All the buzz these days seems to be about websites that let users generate the content (while the site collects most or all of the revenue). From Wiki’s to MySpace, and Digg (and their millions of clones), all the cool kids are letting the users dictate most if not all of the content on the site.
Though lately these stars have been falling from grace. For example the recent Digg controversy has raised questions about if it’s possible to have a system where users can’t game the system.
- MySpace has been subject to virtually infinite criticism from viral marketing, to being a haven for pedophiles because people don’t know how to create content safely.
- Facebook has been in trouble over privacy issues recently, after being considered the “private myspace” for so long.
- Wikipedia has constantly been hammered with criticisms of bias (NPOV), vandalism, concerns about accuracy and copyright infringement by it’s users to the point of lawsuits among the laundry list of issues.
YouTube’s business plan has been subject to constant question and often doubt. It may also be subject to a new form of viral marketing further eroding trust in user generated content. Perhaps not just the trust of YouTube investors, but for sure some users.
So the question I think of are: Will the web continue to move towards this model of user generated content? Or will we go back towards the web being a more read-only medium with occasional points of interaction (forums, article comments, blogs)? Can a business model be based on someone else providing all the content? Can investors trust a company whose actual content is created by it’s customers (try explaining that as a business model to someone 10-20 years ago)?
Of course this leads to the question: is this “Bubble 2.0”?
First of all, there is more to the “2.0” movement than just user generated content. It’s about usability, and flexibility more than who generates the content. For example the impact AJAX has had on making web applications like Gmail easier to use. And getting rid of the clutter on so many sites, to be replaced with easier to read text. Sure “Web 2.0” is getting over hyped with silly names, frustrating reflective logo’s, and goofy highlighting all over the page, but there is an advantage to all this XHTML, and DOM scripting. More usable and flexible websites.

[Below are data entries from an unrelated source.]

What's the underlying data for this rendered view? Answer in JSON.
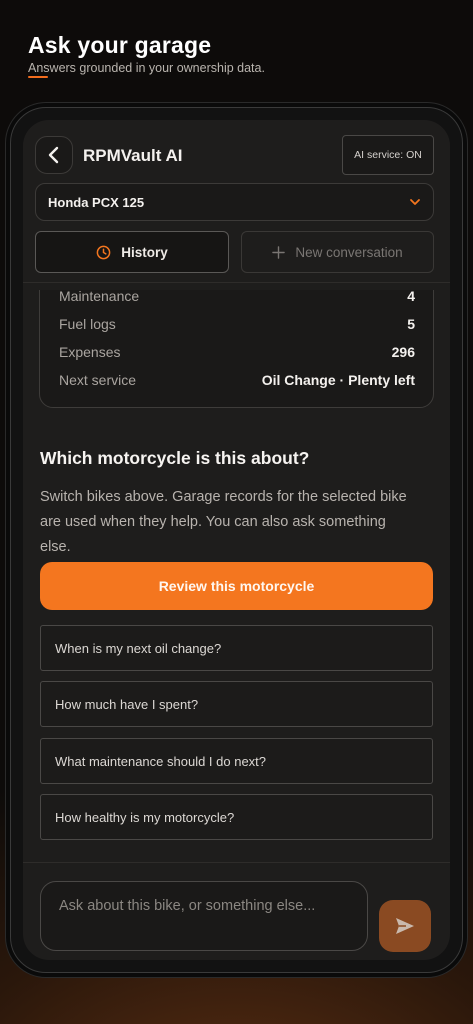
{
  "promo": {
    "title": "Ask your garage",
    "subtitle": "Answers grounded in your ownership data."
  },
  "header": {
    "back_icon": "chevron-left-icon",
    "title": "RPMVault AI",
    "ai_status": "AI service: ON"
  },
  "bike_selector": {
    "selected": "Honda PCX 125",
    "icon": "chevron-down-icon"
  },
  "actions": {
    "history_label": "History",
    "history_icon": "clock-icon",
    "new_conversation_label": "New conversation",
    "new_conversation_icon": "plus-icon"
  },
  "stats": [
    {
      "label": "Maintenance",
      "value": "4"
    },
    {
      "label": "Fuel logs",
      "value": "5"
    },
    {
      "label": "Expenses",
      "value": "296"
    },
    {
      "label": "Next service",
      "value": "Oil Change · Plenty left"
    }
  ],
  "prompt": {
    "question": "Which motorcycle is this about?",
    "description": "Switch bikes above. Garage records for the selected bike are used when they help. You can also ask something else.",
    "review_button": "Review this motorcycle"
  },
  "suggestions": [
    "When is my next oil change?",
    "How much have I spent?",
    "What maintenance should I do next?",
    "How healthy is my motorcycle?"
  ],
  "composer": {
    "placeholder": "Ask about this bike, or something else...",
    "send_icon": "send-icon"
  },
  "colors": {
    "accent": "#f4761f",
    "background": "#1e1d1c"
  }
}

I personally don’t believe the MySpace or YouTube model will survive on their own, it’s just not practical. They depend 100% on users to generate the content that attracts users. The same attracting is what draws spammers and just regular delinquents who abuse the system for profit, or simply to be a pest aka “Troll”. They may survive as part of something (MySpace is now part of News Corp.), but as a stand alone operation? I’m not to confident. People get tired of things. Video is fancy now, but eventually it will be just another GIF. Advertising will further help us become blind to the content, just like it did to GIF and Flash that came before.
YouTube today, YouGIF tomorrow.
Does that mean “Bubble 2.0” is confirmed? Hardly. There are many useful applications around with a more stable and reliable model, such as Flickr, WordPress, Technorati, Bloglines, JotSpot, LinkedIn and of course Google who seem to have some sort of a balance, by being more service driven than content driven (you go there to do something, rather than see something), or in the cases of Flickr, WordPress, and Technorati, they have done a good job keeping spam and other abusers out of the system, while fostering an open community using things like API’s to further growth. Flickr and WordPress have “Pro” features for paying customers. Technorati doesn’t (that I’m aware of) but uses advertising to cover it’s cost. It’s main problem is spam, and competition from the likes of Google. Though Google doesn’t seem to have figured out how to handle blog searching yet, either just like a regular website, or though a special blog search interface. LinkedIn has a social networking aspect but also bundles in useful things such as job /people finding tools, which lets face it: aren’t a fad.
Who will survive? Those that can correctly manage and balance user generated content. It’s that simple. The days where there is no balance can’t last. While the days of totalitarian websites that ruled the web are gone, the days of anarchy can not last. There is a balance, and likely an profit for the one who can find it, and use it effectively to allow users the freedoms they desire without the problems facing todays websites.